Отсюда, снизу, шрам на горле у Маши был особенно отчетлив, он набух розовыми краями и казался непомерно большим.
— Ты — настоящий мужчина, — сказала она.
— Это как? — не понял я, не делая еще попытки приподняться.
— Тогда, в электричке, ты был мальчик, как Иван…
— Вот до чего довела меня жизнь, — попробовал пошутить я. Несмотря на привычку возвращаться, все же для этого требовались кое-какие усилия. Я пытался скрыть их от нее.
— Тебя будут бояться враги, — сказала Маша.
— Что? — не понял я. — У меня нет врагов… Одни — друзья.
— У тебя есть враги, — сказала она. — Это неизбежно. Любое твое действие — рождает, может быть, друзей. Но оно рождает и врагов.

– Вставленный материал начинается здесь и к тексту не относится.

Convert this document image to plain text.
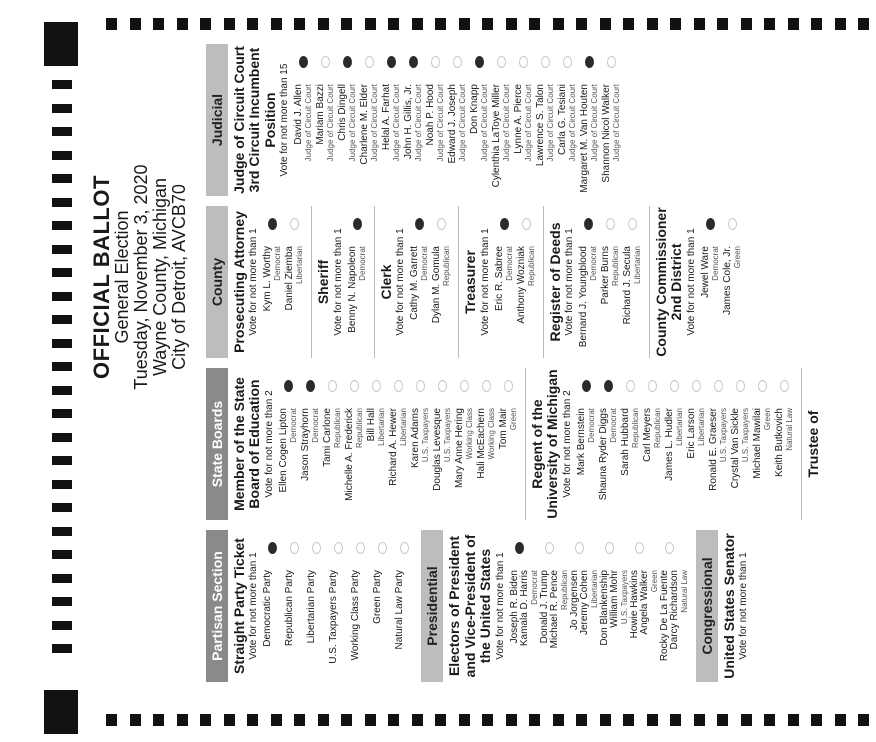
OFFICIAL BALLOT
General Election
Tuesday, November 3, 2020
Wayne County, Michigan
City of Detroit, AVCB70
Partisan Section Straight Party Ticket Vote for not more than 1 Democratic Party Republican Party Libertarian Party U.S. Taxpayers Party Working Class Party Green Party Natural Law Party Presidential Electors of President and Vice-President of the United States Vote for not more than 1 Joseph R. Biden Kamala D. Harris Democrat Donald J. Trump Michael R. Pence Republican Jo Jorgensen Jeremy Cohen Libertarian Don Blankenship William Mohr U.S. Taxpayers Howie Hawkins Angela Walker Green Rocky De La Fuente Darcy Richardson Natural Law Congressional United States Senator Vote for not more than 1
State Boards Member of the State Board of Education Vote for not more than 2 Ellen Cogen Lipton Democrat Jason Strayhorn Democrat Tami Carlone Republican Michelle A. Frederick Republican Bill Hall Libertarian Richard A. Hewer Libertarian Karen Adams U.S. Taxpayers Douglas Levesque U.S. Taxpayers Mary Anne Hering Working Class Hali McEachern Working Class Tom Mair Green Regent of the University of Michigan Vote for not more than 2 Mark Bernstein Democrat Shauna Ryder Diggs Democrat Sarah Hubbard Republican Carl Meyers Republican James L. Hudler Libertarian Eric Larson Libertarian Ronald E. Graeser U.S. Taxpayers Crystal Van Sickle U.S. Taxpayers Michael Mawilai Green Keith Butkovich Natural Law Trustee of
County Prosecuting Attorney Vote for not more than 1 Kym L. Worthy Democrat Daniel Ziemba Libertarian Sheriff Vote for not more than 1 Benny N. Napoleon Democrat
Clerk Vote for not more than 1 Cathy M. Garrett Democrat Dylan M. Gomula Republican Treasurer Vote for not more than 1 Eric R. Sabree Democrat Anthony Wozniak Republican Register of Deeds Vote for not more than 1 Bernard J. Youngblood Democrat Parker Burns Republican Richard J. Secula Libertarian County Commissioner 2nd District Vote for not more than 1 Jewel Ware Democrat James Cole, Jr. Green
Judicial Judge of Circuit Court 3rd Circuit Incumbent Position Vote for not more than 15 David J. Allen Judge of Circuit Court Mariam Bazzi Judge of Circuit Court Chris Dingell Judge of Circuit Court Charlene M. Elder Judge of Circuit Court Helal A. Farhat Judge of Circuit Court John H. Gillis, Jr. Judge of Circuit Court Noah P. Hood Judge of Circuit Court Edward J. Joseph Judge of Circuit Court Don Knapp Judge of Circuit Court Cylenthia LaToye Miller Judge of Circuit Court Lynne A. Pierce Judge of Circuit Court Lawrence S. Talon Judge of Circuit Court Carla G. Tesiani Judge of Circuit Court Margaret M. Van Houten Judge of Circuit Court Shannon Nicol Walker Judge of Circuit Court
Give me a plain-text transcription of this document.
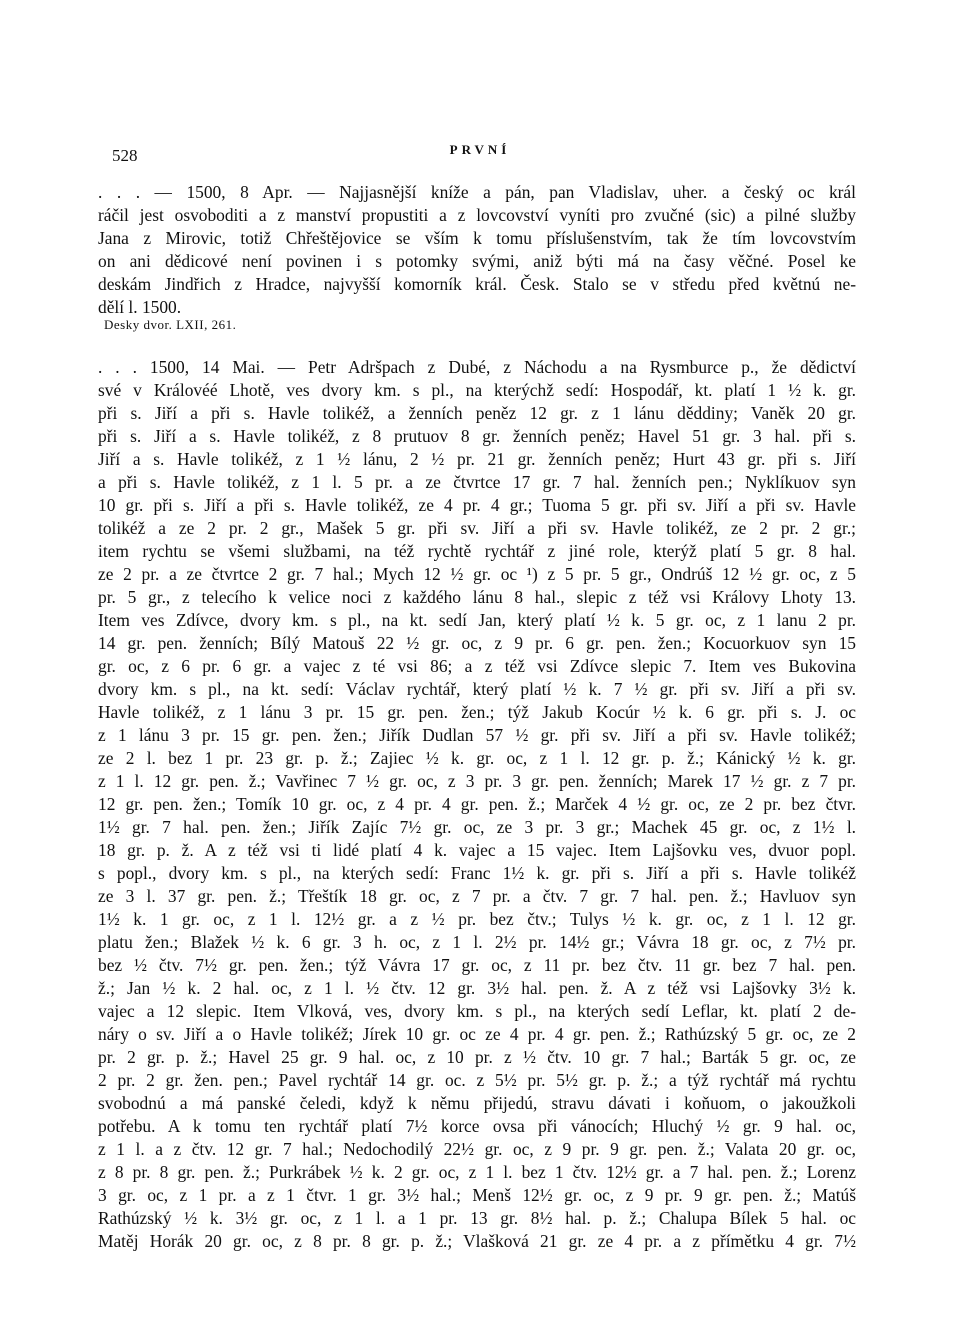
528	PRVNÍ
. . . — 1500, 8 Apr. — Najjasnější kníže a pán, pan Vladislav, uher. a český oc král
ráčil jest osvoboditi a z manství propustiti a z lovcovství vyníti pro zvučné (sic) a pilné služby
Jana z Mirovic, totiž Chřeštějovice se vším k tomu příslušenstvím, tak že tím lovcovstvím
on ani dědicové není povinen i s potomky svými, aniž býti má na časy věčné. Posel ke
deskám Jindřich z Hradce, najvyšší komorník král. Česk. Stalo se v středu před květnú ne-
dělí l. 1500.
Desky dvor. LXII, 261.
. . . 1500, 14 Mai. — Petr Adršpach z Dubé, z Náchodu a na Rysmburce p., že dědictví
své v Královéé Lhotě, ves dvory km. s pl., na kterýchž sedí: Hospodář, kt. platí 1 ½ k. gr.
při s. Jiří a při s. Havle tolikéž, a ženních peněz 12 gr. z 1 lánu děddiny; Vaněk 20 gr.
při s. Jiří a s. Havle tolikéž, z 8 prutuov 8 gr. ženních peněz; Havel 51 gr. 3 hal. při s.
Jiří a s. Havle tolikéž, z 1 ½ lánu, 2 ½ pr. 21 gr. ženních peněz; Hurt 43 gr. při s. Jiří
a při s. Havle tolikéž, z 1 l. 5 pr. a ze čtvrtce 17 gr. 7 hal. ženních pen.; Nyklíkuov syn
10 gr. při s. Jiří a při s. Havle tolikéž, ze 4 pr. 4 gr.; Tuoma 5 gr. při sv. Jiří a při sv. Havle
tolikéž a ze 2 pr. 2 gr., Mašek 5 gr. při sv. Jiří a při sv. Havle tolikéž, ze 2 pr. 2 gr.;
item rychtu se všemi službami, na též rychtě rychtář z jiné role, kterýž platí 5 gr. 8 hal.
ze 2 pr. a ze čtvrtce 2 gr. 7 hal.; Mych 12 ½ gr. oc ¹) z 5 pr. 5 gr., Ondrúš 12 ½ gr. oc, z 5
pr. 5 gr., z telecího k velice noci z každého lánu 8 hal., slepic z též vsi Královy Lhoty 13.
Item ves Zdívce, dvory km. s pl., na kt. sedí Jan, který platí ½ k. 5 gr. oc, z 1 lanu 2 pr.
14 gr. pen. ženních; Bílý Matouš 22 ½ gr. oc, z 9 pr. 6 gr. pen. žen.; Kocuorkuov syn 15
gr. oc, z 6 pr. 6 gr. a vajec z té vsi 86; a z též vsi Zdívce slepic 7. Item ves Bukovina
dvory km. s pl., na kt. sedí: Václav rychtář, který platí ½ k. 7 ½ gr. při sv. Jiří a při sv.
Havle tolikéž, z 1 lánu 3 pr. 15 gr. pen. žen.; týž Jakub Kocúr ½ k. 6 gr. při s. J. oc
z 1 lánu 3 pr. 15 gr. pen. žen.; Jiřík Dudlan 57 ½ gr. při sv. Jiří a při sv. Havle tolikéž;
ze 2 l. bez 1 pr. 23 gr. p. ž.; Zajiec ½ k. gr. oc, z 1 l. 12 gr. p. ž.; Kánický ½ k. gr.
z 1 l. 12 gr. pen. ž.; Vavřinec 7 ½ gr. oc, z 3 pr. 3 gr. pen. ženních; Marek 17 ½ gr. z 7 pr.
12 gr. pen. žen.; Tomík 10 gr. oc, z 4 pr. 4 gr. pen. ž.; Marček 4 ½ gr. oc, ze 2 pr. bez čtvr.
1½ gr. 7 hal. pen. žen.; Jiřík Zajíc 7½ gr. oc, ze 3 pr. 3 gr.; Machek 45 gr. oc, z 1½ l.
18 gr. p. ž. A z též vsi ti lidé platí 4 k. vajec a 15 vajec. Item Lajšovku ves, dvuor popl.
s popl., dvory km. s pl., na kterých sedí: Franc 1½ k. gr. při s. Jiří a při s. Havle tolikéž
ze 3 l. 37 gr. pen. ž.; Třeštík 18 gr. oc, z 7 pr. a čtv. 7 gr. 7 hal. pen. ž.; Havluov syn
1½ k. 1 gr. oc, z 1 l. 12½ gr. a z ½ pr. bez čtv.; Tulys ½ k. gr. oc, z 1 l. 12 gr.
platu žen.; Blažek ½ k. 6 gr. 3 h. oc, z 1 l. 2½ pr. 14½ gr.; Vávra 18 gr. oc, z 7½ pr.
bez ½ čtv. 7½ gr. pen. žen.; týž Vávra 17 gr. oc, z 11 pr. bez čtv. 11 gr. bez 7 hal. pen.
ž.; Jan ½ k. 2 hal. oc, z 1 l. ½ čtv. 12 gr. 3½ hal. pen. ž. A z též vsi Lajšovky 3½ k.
vajec a 12 slepic. Item Vlková, ves, dvory km. s pl., na kterých sedí Leflar, kt. platí 2 de-
náry o sv. Jiří a o Havle tolikéž; Jírek 10 gr. oc ze 4 pr. 4 gr. pen. ž.; Rathúzský 5 gr. oc, ze 2
pr. 2 gr. p. ž.; Havel 25 gr. 9 hal. oc, z 10 pr. z ½ čtv. 10 gr. 7 hal.; Barták 5 gr. oc, ze
2 pr. 2 gr. žen. pen.; Pavel rychtář 14 gr. oc. z 5½ pr. 5½ gr. p. ž.; a týž rychtář má rychtu
svobodnú a má panské čeledi, když k němu přijedú, stravu dávati i koňuom, o jakoužkoli
potřebu. A k tomu ten rychtář platí 7½ korce ovsa při vánocích; Hluchý ½ gr. 9 hal. oc,
z 1 l. a z čtv. 12 gr. 7 hal.; Nedochodilý 22½ gr. oc, z 9 pr. 9 gr. pen. ž.; Valata 20 gr. oc,
z 8 pr. 8 gr. pen. ž.; Purkrábek ½ k. 2 gr. oc, z 1 l. bez 1 čtv. 12½ gr. a 7 hal. pen. ž.; Lorenz
3 gr. oc, z 1 pr. a z 1 čtvr. 1 gr. 3½ hal.; Menš 12½ gr. oc, z 9 pr. 9 gr. pen. ž.; Matúš
Rathúzský ½ k. 3½ gr. oc, z 1 l. a 1 pr. 13 gr. 8½ hal. p. ž.; Chalupa Bílek 5 hal. oc
Matěj Horák 20 gr. oc, z 8 pr. 8 gr. p. ž.; Vlašková 21 gr. ze 4 pr. a z přímětku 4 gr. 7½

— Какое еще действие? — опять не понял я.
— Не знаю… — сказала Маша. — Может, ты меня спас, — это?
— То есть, ты говоришь, что на ум придет… Первое попавшееся. А потом сама не можешь понять, что получилось?
— Нет, — не согласилась Маша, — не первое попавшееся. Просто, когда я смотрела на тебя, я подумала, что хорошо бы, если бы у тебя были враги. Какие-нибудь очень серьезные. Чтобы ты мог сразиться с ними в единоборстве.
Но тут я, конечно, сел. Потому что ничего другого не оставалось.
— Включи-ка чайник, пожалуйста, — попросил я.
Она послушно надавила на кнопку.
— С кем я должен сразиться в единоборстве? — переспросил я.
— Откуда я знаю, — развела она руками. — Тебе видней.
Она была рядом, так близко, что я чувствовал, как пахнут ее волосы. Не шампунем, не гелем, — чем-то таким, от чего запросто можно было потерять рассудок.
Наверное, я как-то не так посмотрел на нее, — как-то не так посмотрел, и никак не мог отвести взгляд. И продолжал смотреть на нее как-то не так. Потому что она была настолько близко, что я ничего не соображал. Вдобавок, я только что, вообще-то, пришел в себя, — и плохо воспринимал окружающую нас реальность.
Она замолчала, — тишина зазвенела, как тетива монгольского лука. На одной ноте, на одной ноте, на одной…
— Не нужно, — как-то жалобно и беззащитно, словно рабыня жестокого плантатора, попросила она, — не нужно, пожалуйста…
— Не нужно, что? — хрипло спросил я.
— Ничего не нужно…
Какая-то борьба происходила внутри. Какое-то время. Я не знаю. Меня мотало как-то и все плыло перед глазами.
Но потом я, вдруг, вспомнил, что — гордый человек…
В самый дурацкий для этого момент. В самый неподходящий из всех, какие только можно вообразить. Я — гордый человек. Или просто — человек. Что — одно и тоже… К сожалению. Но, может быть, с большой буквы? К сожалению тоже.
— Смотри-ка, чайник вскипел, — сказал, кое-как переведя дух, я. — Давай-ка пить твой кофе.
— Давай, — согласилась она.
— Тебе не пора, — спросил я. — Может быть, твой перерыв закончился, и тебе пора на рынок?
— Нет, не пора, — сказала она.
— Ты так ему верна, — усмехнулся я, — я думаю, при такой верности, тебе никогда не суждено умереть в нищете.